B-13 developed a cult following in the U.S., and the inevitable sequel, called District 13: Ultimatum, finally opens in Denver this week.

Across the Rooftops of Paris

Could have used even more parkour
Could have used even more parkour

In the first film, Damien and Leito (Cyril Rafaelli and David Belle) were antagonists — a cop and a street tough — who finally joined forces for the sake of the community. In this film, they are friends and brothers-in-arms against the police state that Paris has become in the near future.

The evildoers in this case are a secret police organization called DISS who are in cahoots with an American company called “Harriburton” that profits from government contracts to rebuild ruined slums. A DISS agent named Gassman (Daniel Duval) gets the President’s ear, and secretly pulls his strings in response to an orchestrated Gulf-of-Tonkin type incident.

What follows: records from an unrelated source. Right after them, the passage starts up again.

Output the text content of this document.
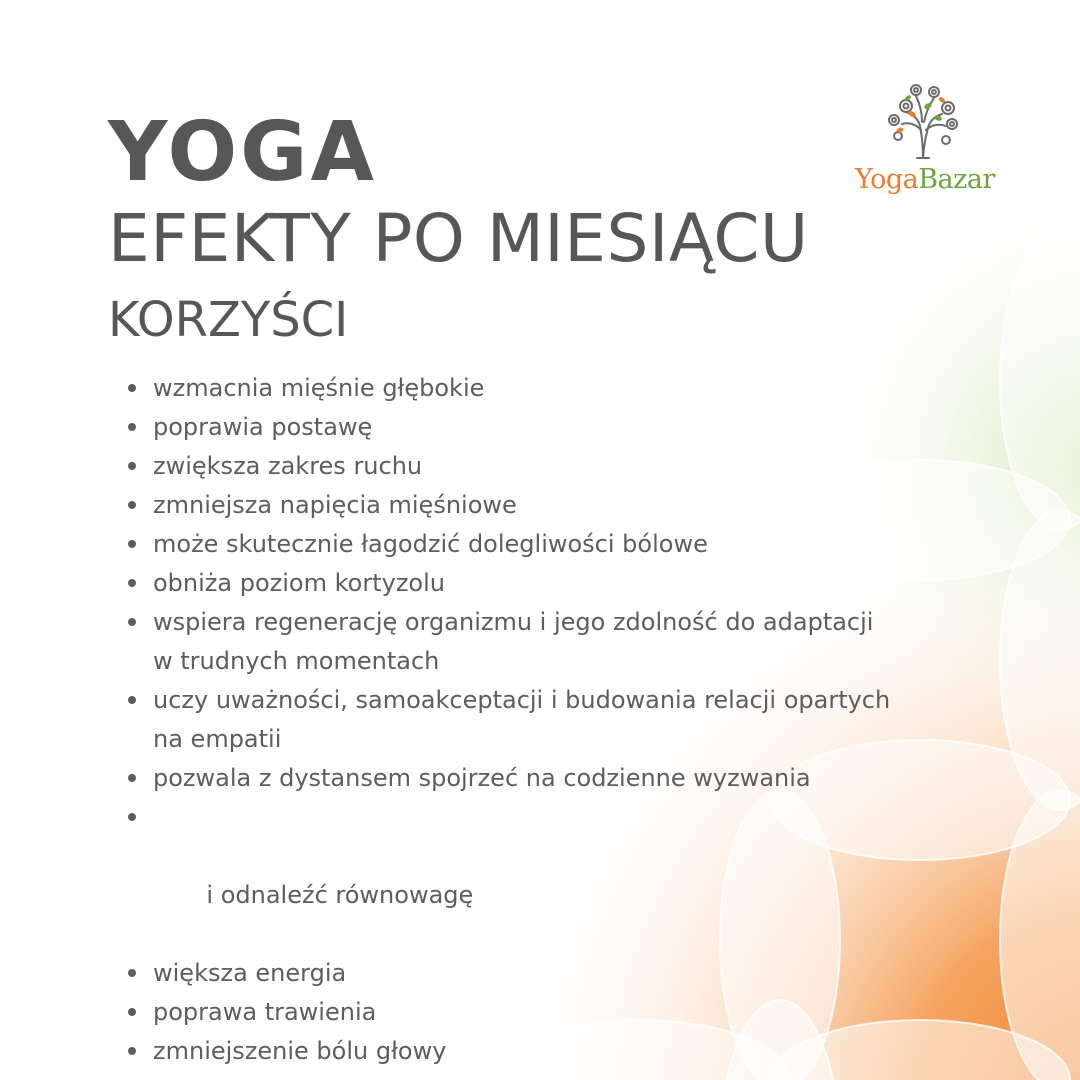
YogaBazar
YOGA
EFEKTY PO MIESIĄCU
KORZYŚCI
wzmacnia mięśnie głębokie
poprawia postawę
zwiększa zakres ruchu
zmniejsza napięcia mięśniowe
może skutecznie łagodzić dolegliwości bólowe
obniża poziom kortyzolu
wspiera regenerację organizmu i jego zdolność do adaptacji
w trudnych momentach
uczy uważności, samoakceptacji i budowania relacji opartych
na empatii
pozwala z dystansem spojrzeć na codzienne wyzwania

i odnaleźć równowagę

większa energia
poprawa trawienia
zmniejszenie bólu głowy
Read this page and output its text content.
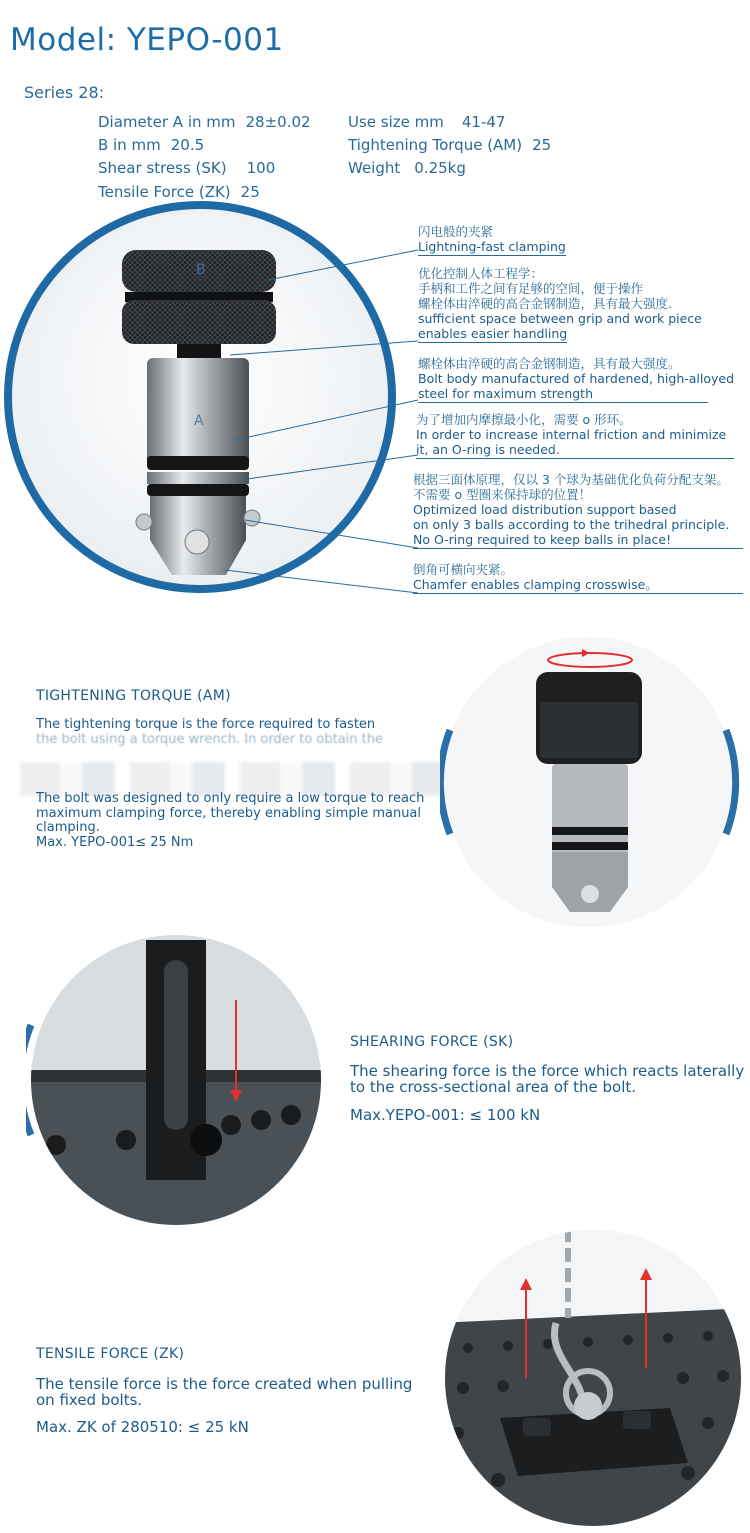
Model: YEPO-001
Series 28:
Diameter A in mm 28±0.02
B in mm 20.5
Shear stress (SK) 100
Tensile Force (ZK) 25
Use size mm 41-47
Tightening Torque (AM) 25
Weight 0.25kg
B
A
闪电般的夹紧
Lightning-fast clamping
优化控制人体工程学：
手柄和工件之间有足够的空间，便于操作
螺栓体由淬硬的高合金钢制造，具有最大强度.
sufficient space between grip and work piece
enables easier handling
螺栓体由淬硬的高合金钢制造，具有最大强度。
Bolt body manufactured of hardened, high-alloyed
steel for maximum strength
为了增加内摩擦最小化，需要 o 形环。
In order to increase internal friction and minimize
it, an O-ring is needed.
根据三面体原理，仅以 3 个球为基础优化负荷分配支架。
不需要 o 型圈来保持球的位置！
Optimized load distribution support based
on only 3 balls according to the trihedral principle.
No O-ring required to keep balls in place!
倒角可横向夹紧。
Chamfer enables clamping crosswise。
TIGHTENING TORQUE (AM)
The tightening torque is the force required to fasten
the bolt using a torque wrench. In order to obtain the
The bolt was designed to only require a low torque to reach
maximum clamping force, thereby enabling simple manual
clamping.
Max. YEPO-001≤ 25 Nm
SHEARING FORCE (SK)
The shearing force is the force which reacts laterally
to the cross-sectional area of the bolt.
Max.YEPO-001: ≤ 100 kN
TENSILE FORCE (ZK)
The tensile force is the force created when pulling
on fixed bolts.
Max. ZK of 280510: ≤ 25 kN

DISS makes a few mistakes. Their first is to be caught on video, which they think they can cover up with some carefully timed arrests. But their biggest mistake is to try to take Damien — that darned heroically honest cop — out of the picture. When Damien is thrown into jail on trumped up charges, Leito runs to his rescue.

Now suspicious of the authorities who arrested Damien, they discover a nefarious plot to destroy the housing projects in banlieu 13, whether or not the inhabitants have evacuated. The plot leads our graceful heroes through surprisingly clean, spacious, and well-lit ducts; down the sides of balconies and buildings; and across the rooftops of Paris. The brisk film is peppered with well choreographed fistfights and graceful and surprising stunts. There is even a car stunt or two. My only complaint is that I wish there were more.

Plot or Action

Maybe the most satisfying set piece is the first one, a gang bust at a strip club in which Damien captures one drug dealer after another, dressed as a veiled stripper with a little sliver of suggestive plumber’s crack showing. There’s a clever bit about a genuine Van Gogh, and another about a dealer so coked up that he can’t be knocked out.

But there’s a problem when the strongest scene in a parkour movie is one in which the writing is more entertaining than the action. And the writing (by Luc Besson) isn’t very good at the film’s end. It’s embarrassingly naïve: the toughest gang leaders in banlieu 13 — a perfectly diverse cross-section of minorities — stand in front of the French president (Philippe Torreton) and demand respect. It might have been palatable had not the politician had a sudden, happy change of heart.

Then again, maybe the French could use a positive message about minorities in the suburbs of Paris for a change.